Partiendo de una perspectiva sociológica y relacionando los textos escritos con el proceder humano, Gerd Theissen, profesor emérito de Teología del Nuevo Testamento de la Universidad de Heildeberg, asevera: “Jesús aceptó la función más baja que una sociedad puede adjudicar, la de delincuente ejecutado” (Theissen, G., El Movimiento de Jesús. Historia social de una revolución de valores, Salamanca, 2005, pág. 53). Lo que aporta una luz al hecho del por qué el mesianismo de Jesús, contrario al que, asociado con el poder y el dominio, esperaban los judíos, fue reiterativamente rechazado.
Bajo esa perspectiva, el padre José María Castillo advierte: “Jesús nunca aceptó títulos de exaltación” (La laicidad del Evangelio, Desclée De Brower, Bilbao, 2014, pág. 155). De ahí que en los evangelios se repita una y otra vez que Jesús prohibía a los enfermos que curaba, el que fueran y anunciaran el bien recibido (Mc 1,43-44). Y que a sus discípulos les prohibiese proclamar su carácter mesiánico: “‘Y ustedes, ¿quién dicen que soy yo?’, les preguntó Jesús. Pedro le respondió: ‘¡Tú eres el Mesías!’. Pero Jesús les ordenó que no dijeran nada a nadie de él” (Mc 8,30).

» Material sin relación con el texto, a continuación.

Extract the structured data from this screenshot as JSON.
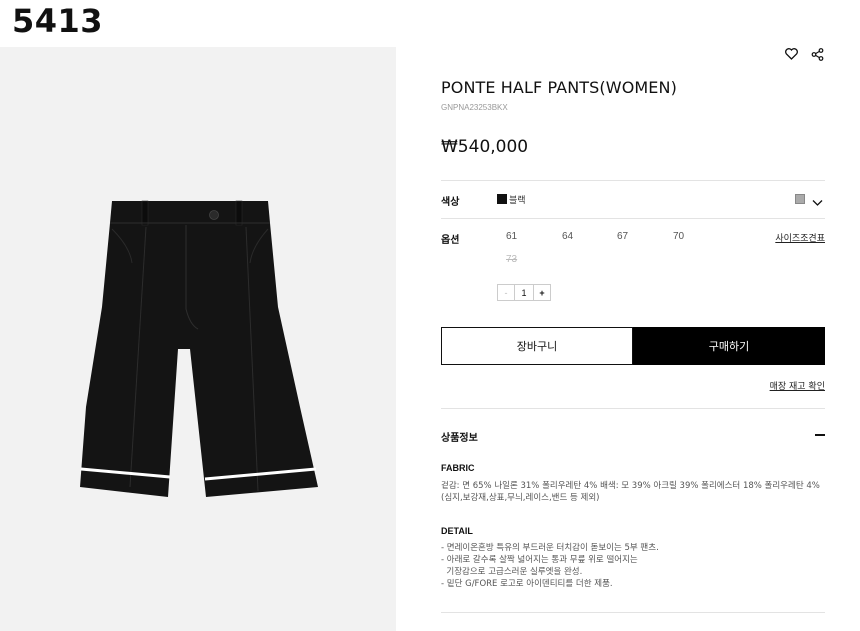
{
  "page_label": "5413",
  "product": {
    "title": "PONTE HALF PANTS(WOMEN)",
    "code": "GNPNA23253BKX",
    "price": "₩540,000"
  },
  "icons": {
    "wishlist": "heart-icon",
    "share": "share-icon",
    "dropdown": "chevron-down-icon",
    "collapse": "minus-icon"
  },
  "color_option": {
    "label": "색상",
    "selected_name": "블랙",
    "chip_color": "#111111"
  },
  "size_option": {
    "label": "옵션",
    "sizes": [
      "61",
      "64",
      "67",
      "70",
      "73"
    ],
    "sold_out_size": "73",
    "size_guide_label": "사이즈조견표"
  },
  "quantity": {
    "minus": "-",
    "value": "1",
    "plus": "+"
  },
  "buttons": {
    "cart": "장바구니",
    "buy": "구매하기"
  },
  "store_stock_link": "매장 재고 확인",
  "product_info": {
    "title": "상품정보",
    "fabric_heading": "FABRIC",
    "fabric_lines": [
      "겉감: 면 65% 나일론 31% 폴리우레탄 4% 배색: 모 39% 아크릴 39% 폴리에스터 18% 폴리우레탄 4%",
      "(심지,보강재,상표,무늬,레이스,밴드 등 제외)"
    ],
    "detail_heading": "DETAIL",
    "detail_lines": [
      "- 면레이온혼방 특유의 부드러운 터치감이 돋보이는 5부 팬츠.",
      "- 아래로 갈수록 살짝 넓어지는 통과 무릎 위로 떨어지는",
      "  기장감으로 고급스러운 실루엣을 완성.",
      "- 밑단 G/FORE 로고로 아이덴티티를 더한 제품."
    ]
  },
  "colors": {
    "accent": "#000000",
    "image_bg": "#f2f2f2",
    "garment": "#141414"
  }
}
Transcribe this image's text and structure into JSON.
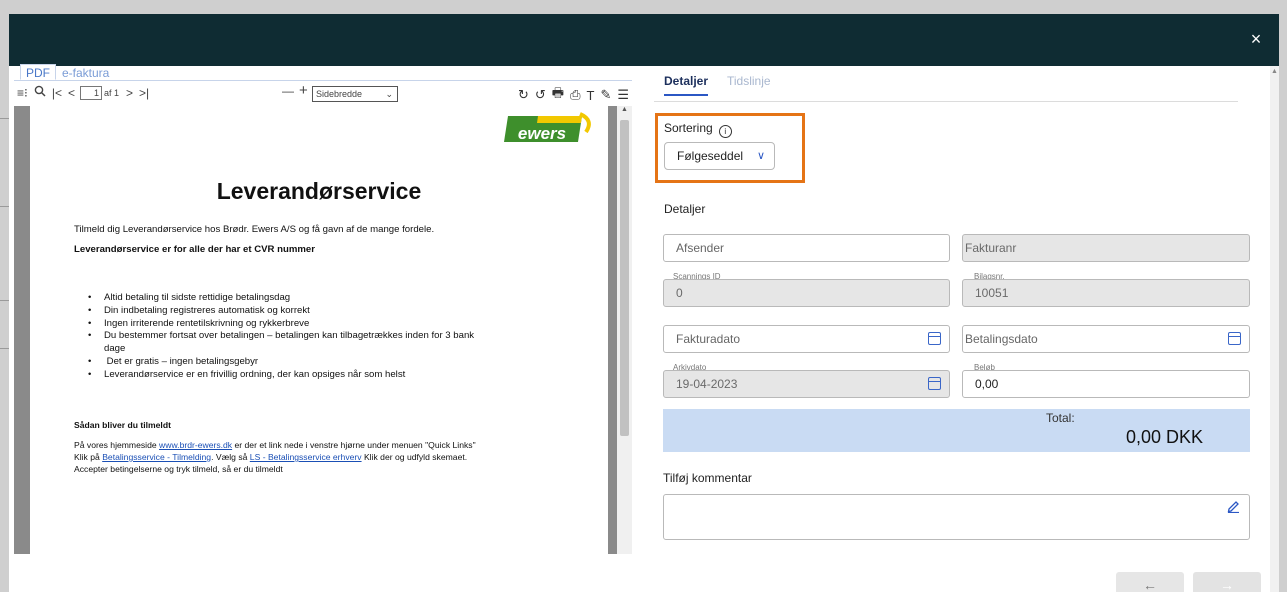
{
  "modal": {
    "close_label": "×"
  },
  "viewer": {
    "tabs": [
      "PDF",
      "e-faktura"
    ],
    "toolbar": {
      "sidebar_icon": "≡⁝",
      "search_icon": "🔍",
      "first_icon": "|<",
      "prev_icon": "<",
      "page": "1",
      "page_of": "af 1",
      "next_icon": ">",
      "last_icon": ">|",
      "zoom_out": "—",
      "zoom_in": "+",
      "zoom_value": "Sidebredde",
      "right_icons": [
        "↻",
        "↺",
        "🖶",
        "⎙",
        "T",
        "✎",
        "☰"
      ]
    },
    "pdf": {
      "logo_text": "ewers",
      "title": "Leverandørservice",
      "intro": "Tilmeld dig Leverandørservice hos Brødr. Ewers A/S og få gavn af de mange fordele.",
      "subtitle": "Leverandørservice er for alle der har et CVR nummer",
      "bullets": [
        "Altid betaling til sidste rettidige betalingsdag",
        "Din indbetaling registreres automatisk og korrekt",
        "Ingen irriterende rentetilskrivning og rykkerbreve",
        "Du bestemmer fortsat over betalingen – betalingen kan tilbagetrækkes inden for 3 bank",
        "dage",
        " Det er gratis – ingen betalingsgebyr",
        "Leverandørservice er en frivillig ordning, der kan opsiges når som helst"
      ],
      "howto_title": "Sådan bliver du tilmeldt",
      "line1_a": "På vores hjemmeside ",
      "line1_link": "www.brdr-ewers.dk",
      "line1_b": " er der et link nede i venstre hjørne under menuen \"Quick Links\"",
      "line2_a": "Klik på ",
      "line2_link1": "Betalingsservice - Tilmelding",
      "line2_b": ". Vælg så ",
      "line2_link2": "LS - Betalingsservice erhverv",
      "line2_c": " Klik der og udfyld skemaet.",
      "line3": "Accepter betingelserne og tryk tilmeld, så er du tilmeldt"
    }
  },
  "details": {
    "tabs": {
      "active": "Detaljer",
      "inactive": "Tidslinje"
    },
    "sort_label": "Sortering",
    "info_icon": "i",
    "sort_value": "Følgeseddel",
    "sort_chevron": "∨",
    "section_title": "Detaljer",
    "fields": {
      "afsender_placeholder": "Afsender",
      "fakturanr_placeholder": "Fakturanr",
      "scanningsid_label": "Scannings ID",
      "scanningsid_value": "0",
      "bilagsnr_label": "Bilagsnr.",
      "bilagsnr_value": "10051",
      "fakturadato_placeholder": "Fakturadato",
      "betalingsdato_placeholder": "Betalingsdato",
      "arkivdato_label": "Arkivdato",
      "arkivdato_value": "19-04-2023",
      "beloeb_label": "Beløb",
      "beloeb_value": "0,00"
    },
    "total_label": "Total:",
    "total_value": "0,00 DKK",
    "comment_label": "Tilføj kommentar",
    "nav": {
      "prev": "←",
      "next": "→"
    }
  },
  "colors": {
    "header": "#0f2c33",
    "accent": "#2b57c4",
    "highlight": "#e57416",
    "total_bg": "#c9dbf3"
  }
}
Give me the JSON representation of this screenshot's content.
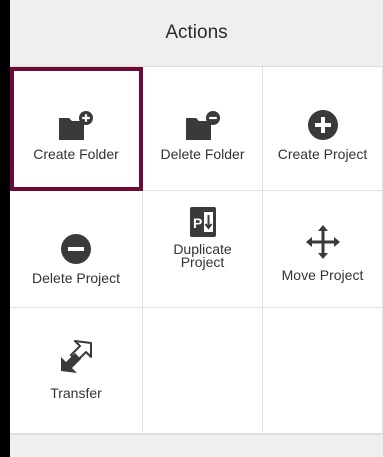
{
  "header": {
    "title": "Actions"
  },
  "actions": [
    {
      "label": "Create Folder",
      "icon": "folder-plus-icon"
    },
    {
      "label": "Delete Folder",
      "icon": "folder-minus-icon"
    },
    {
      "label": "Create Project",
      "icon": "plus-circle-icon"
    },
    {
      "label": "Delete Project",
      "icon": "minus-circle-icon"
    },
    {
      "label": "Duplicate\nProject",
      "icon": "duplicate-project-icon"
    },
    {
      "label": "Move Project",
      "icon": "move-arrows-icon"
    },
    {
      "label": "Transfer",
      "icon": "transfer-arrows-icon"
    }
  ],
  "selected_action": "Create Folder",
  "colors": {
    "accent": "#6e0a36",
    "icon": "#3a3a3a",
    "header_bg": "#efefef"
  }
}
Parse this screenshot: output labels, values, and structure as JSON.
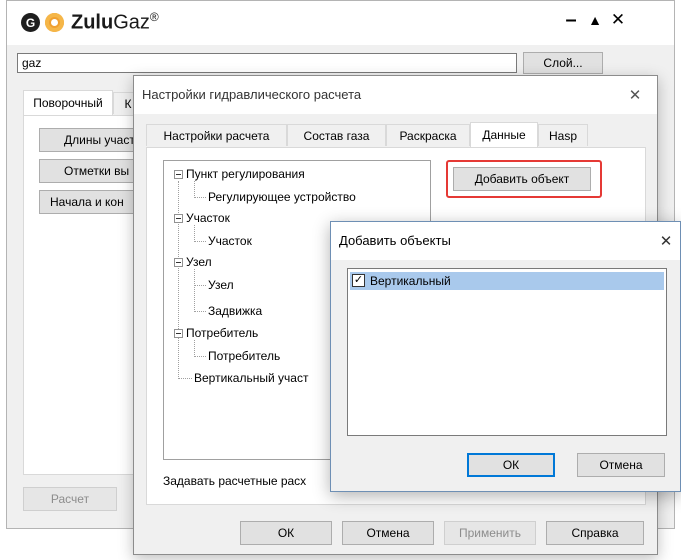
{
  "main_window": {
    "title_brand": "Zulu",
    "title_brand2": "Gaz",
    "title_reg": "®",
    "logo_letter": "G",
    "layer_name": "gaz",
    "layer_button": "Слой...",
    "tabs": [
      "Поворочный",
      "К"
    ],
    "buttons": [
      "Длины участ",
      "Отметки вы",
      "Начала и кон"
    ],
    "calc_button": "Расчет",
    "controls": {
      "minimize": "–",
      "maximize": "▲",
      "close": "✕"
    }
  },
  "settings_dialog": {
    "title": "Настройки гидравлического расчета",
    "close": "✕",
    "tabs": [
      "Настройки расчета",
      "Состав газа",
      "Раскраска",
      "Данные",
      "Hasp"
    ],
    "active_tab": "Данные",
    "tree": [
      "Пункт регулирования",
      "Регулирующее устройство",
      "Участок",
      "Участок",
      "Узел",
      "Узел",
      "Задвижка",
      "Потребитель",
      "Потребитель",
      "Вертикальный участ"
    ],
    "add_object_button": "Добавить объект",
    "bottom_label": "Задавать расчетные расх",
    "footer_buttons": {
      "ok": "ОК",
      "cancel": "Отмена",
      "apply": "Применить",
      "help": "Справка"
    }
  },
  "add_dialog": {
    "title": "Добавить объекты",
    "close": "✕",
    "items": [
      {
        "label": "Вертикальный",
        "checked": true
      }
    ],
    "ok": "ОК",
    "cancel": "Отмена"
  },
  "colors": {
    "highlight": "#a9c9ec",
    "focus_red": "#e53935",
    "accent_blue": "#0078d7",
    "brand_orange": "#f0a030"
  }
}
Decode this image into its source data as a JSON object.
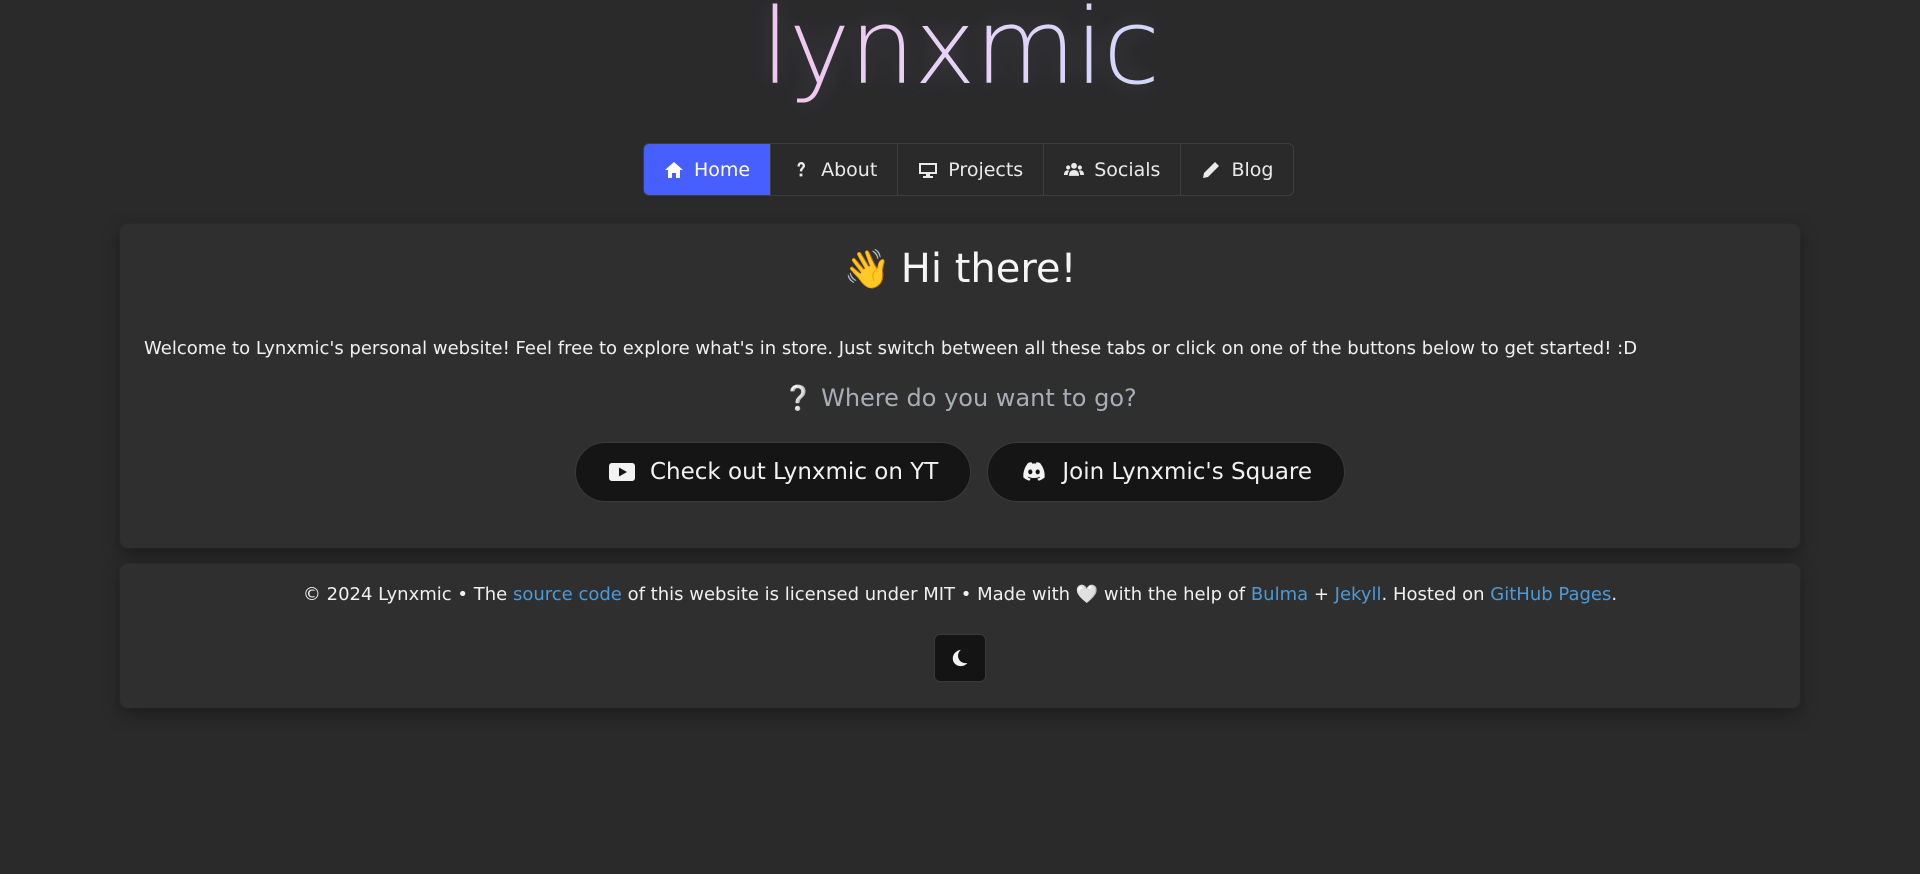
{
  "logo": {
    "text": "lynxmic"
  },
  "nav": {
    "tabs": [
      {
        "label": "Home",
        "icon": "home-icon",
        "active": true
      },
      {
        "label": "About",
        "icon": "question-icon",
        "active": false
      },
      {
        "label": "Projects",
        "icon": "desktop-icon",
        "active": false
      },
      {
        "label": "Socials",
        "icon": "users-icon",
        "active": false
      },
      {
        "label": "Blog",
        "icon": "pencil-icon",
        "active": false
      }
    ],
    "active_color": "#485fff"
  },
  "main": {
    "heading_emoji": "👋",
    "heading": "Hi there!",
    "welcome": "Welcome to Lynxmic's personal website! Feel free to explore what's in store. Just switch between all these tabs or click on one of the buttons below to get started! :D",
    "question_mark": "❔",
    "question": "Where do you want to go?",
    "buttons": [
      {
        "label": "Check out Lynxmic on YT",
        "icon": "youtube-icon"
      },
      {
        "label": "Join Lynxmic's Square",
        "icon": "discord-icon"
      }
    ]
  },
  "footer": {
    "part1": "© 2024 Lynxmic • The ",
    "source_link": "source code",
    "part2": " of this website is licensed under MIT • Made with ",
    "heart": "🤍",
    "part3": " with the help of ",
    "bulma_link": "Bulma",
    "plus": " + ",
    "jekyll_link": "Jekyll",
    "part4": ". Hosted on ",
    "github_link": "GitHub Pages",
    "part5": ".",
    "theme_toggle_icon": "moon-icon",
    "link_color": "#4d9ad8"
  }
}
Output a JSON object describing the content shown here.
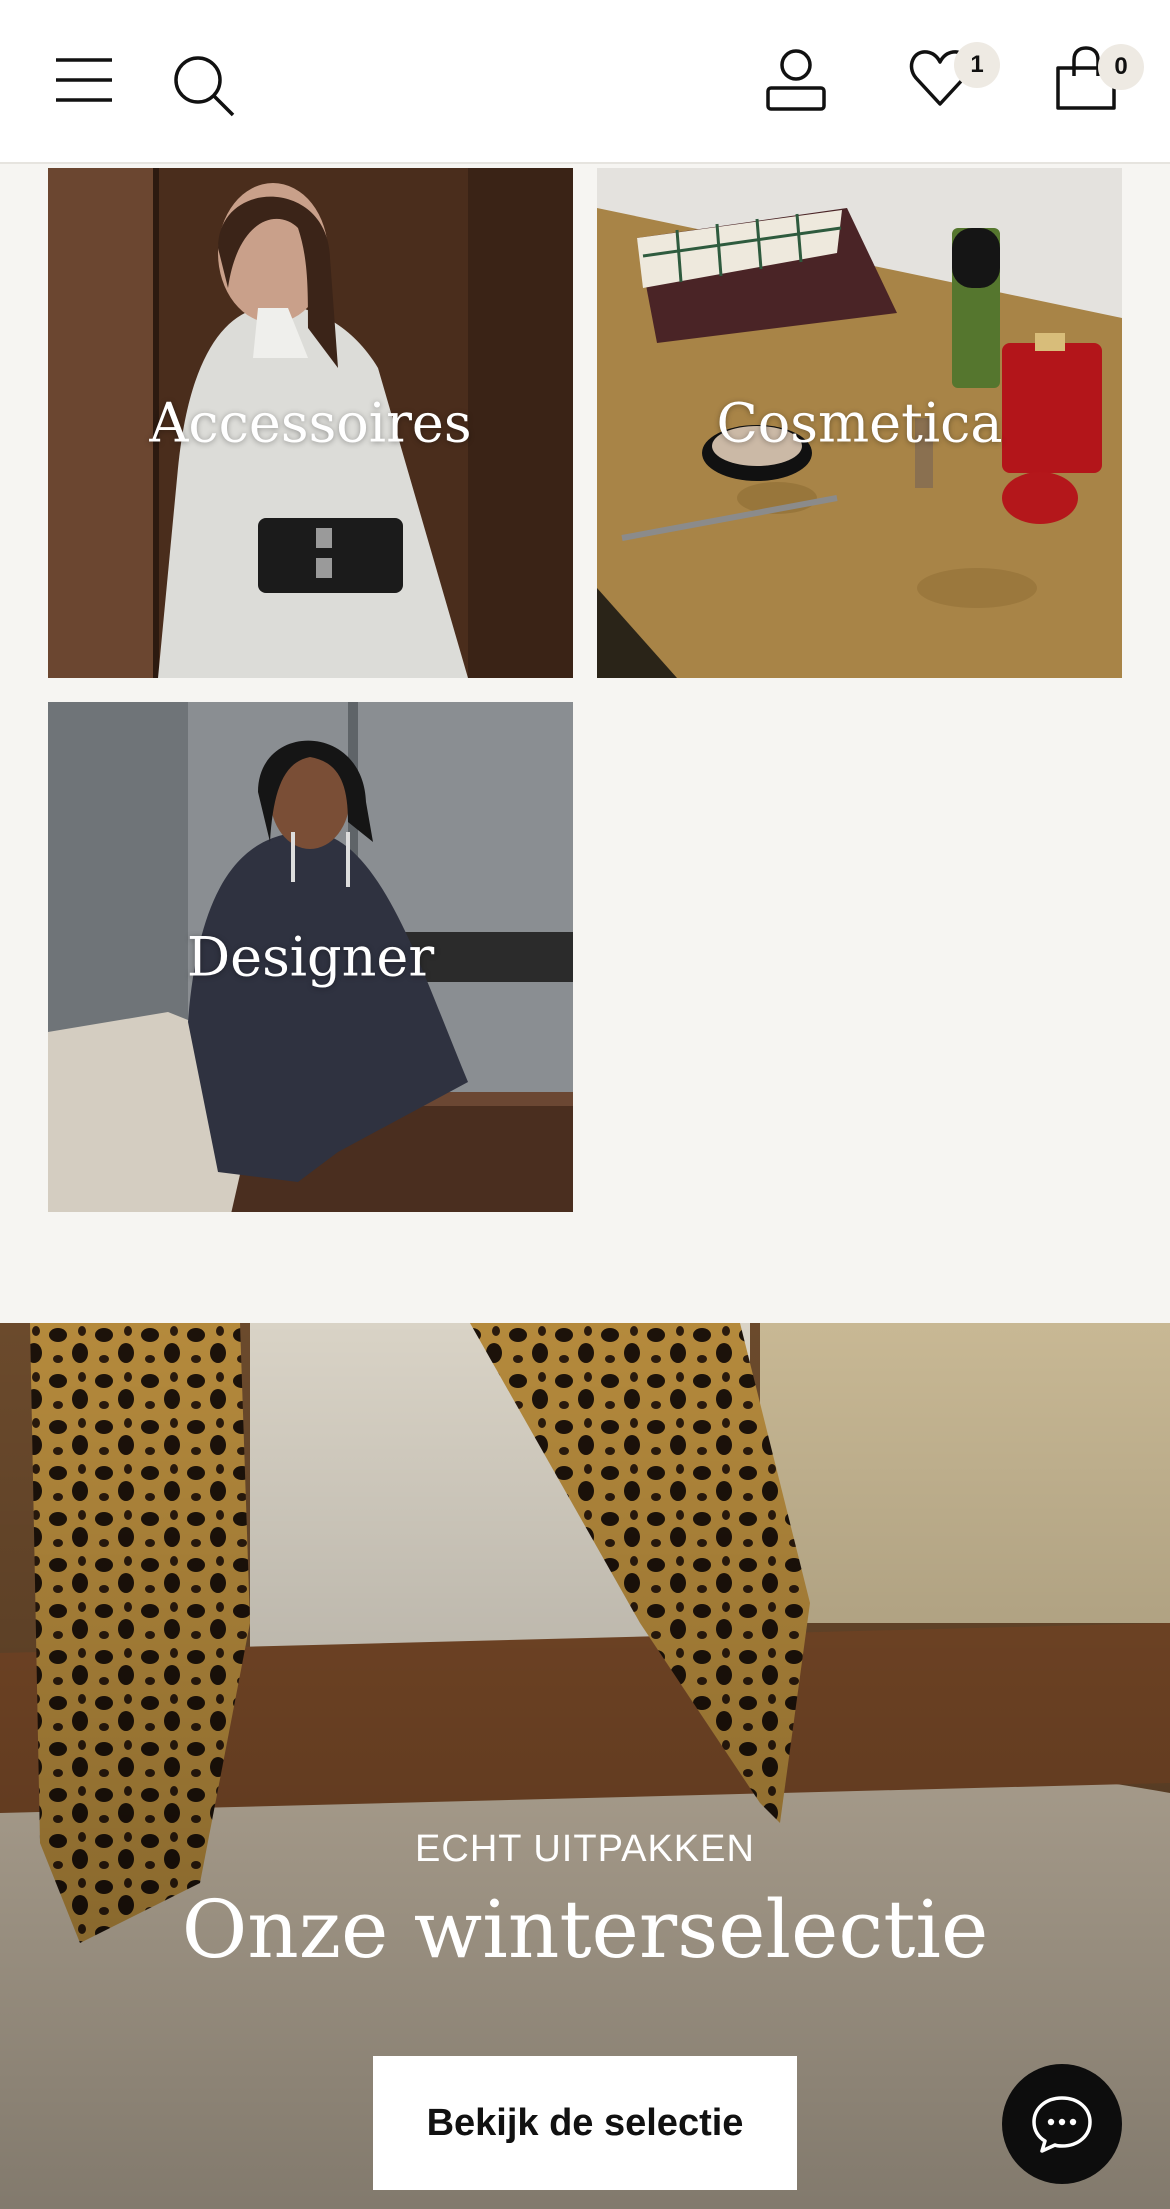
{
  "header": {
    "wishlist_count": "1",
    "cart_count": "0",
    "icons": [
      "menu-icon",
      "search-icon",
      "account-icon",
      "heart-icon",
      "bag-icon"
    ]
  },
  "categories": [
    {
      "label": "Accessoires"
    },
    {
      "label": "Cosmetica"
    },
    {
      "label": "Designer"
    }
  ],
  "promo": {
    "eyebrow": "ECHT UITPAKKEN",
    "title": "Onze winterselectie",
    "button_label": "Bekijk de selectie"
  },
  "chat": {
    "icon": "chat-icon"
  },
  "colors": {
    "page_background": "#f6f5f2",
    "header_background": "#ffffff",
    "badge_background": "#eeeae3",
    "chat_button": "#0d0d0d"
  }
}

Todo lo contrario de la autoproclamación de sí mismos que acompaña a los Jefes de Estado en este mundo. Así se definan ortodoxos, como Putin, o cristianos como AMLO, no parecen saber que la auténtica seguridad no radica en el poderío de las armas, ni en su presumida superioridad moral. Si se plantearan el por qué, una de las respuestas se halla en el que pudiese ser uno de los textos más revolucionarios de la Sagrada Escritura. Aparece al final de las cartas de Pablo el Apóstol.
Teniendo como referentes las instituciones veterotestamentarias, ese texto trata la acción salvadora de un sumo sacerdote, fiel y compasivo (Heb 3,1/5,10), quien no es otro sino la persona de Cristo. Y aquí viene lo revolucionario del texto: en vez de apoltronarse en sus atribuciones (Heb 5,11/10.39), Jesús, al morir como ‘delincuente ejecutado’, propone un cambio radical en el paradigma del poder: “el sentido de la vida no radica en la práctica de las observancias convencionales” (Cfr. Supra: pág. 156). No en la politiquería, tampoco en el ritualismo, sino en el ser con Dios, que sólo se hace realidad en el ser con el otro.
Es decir, que el eje de su pensamiento, que la vía de su religión, no sean veterotestamentarios. Que no radiquen en la moralidad ritual, porque ésta no construye comunidad, ni humanizar puede a los poderosos de este mundo. Todo lo contrario: siguiendo el ejemplo de Cristo, que el eje de su proceder apunte a la caridad extrema. Y no porque alguien lo merezca, sino precisamente porque no.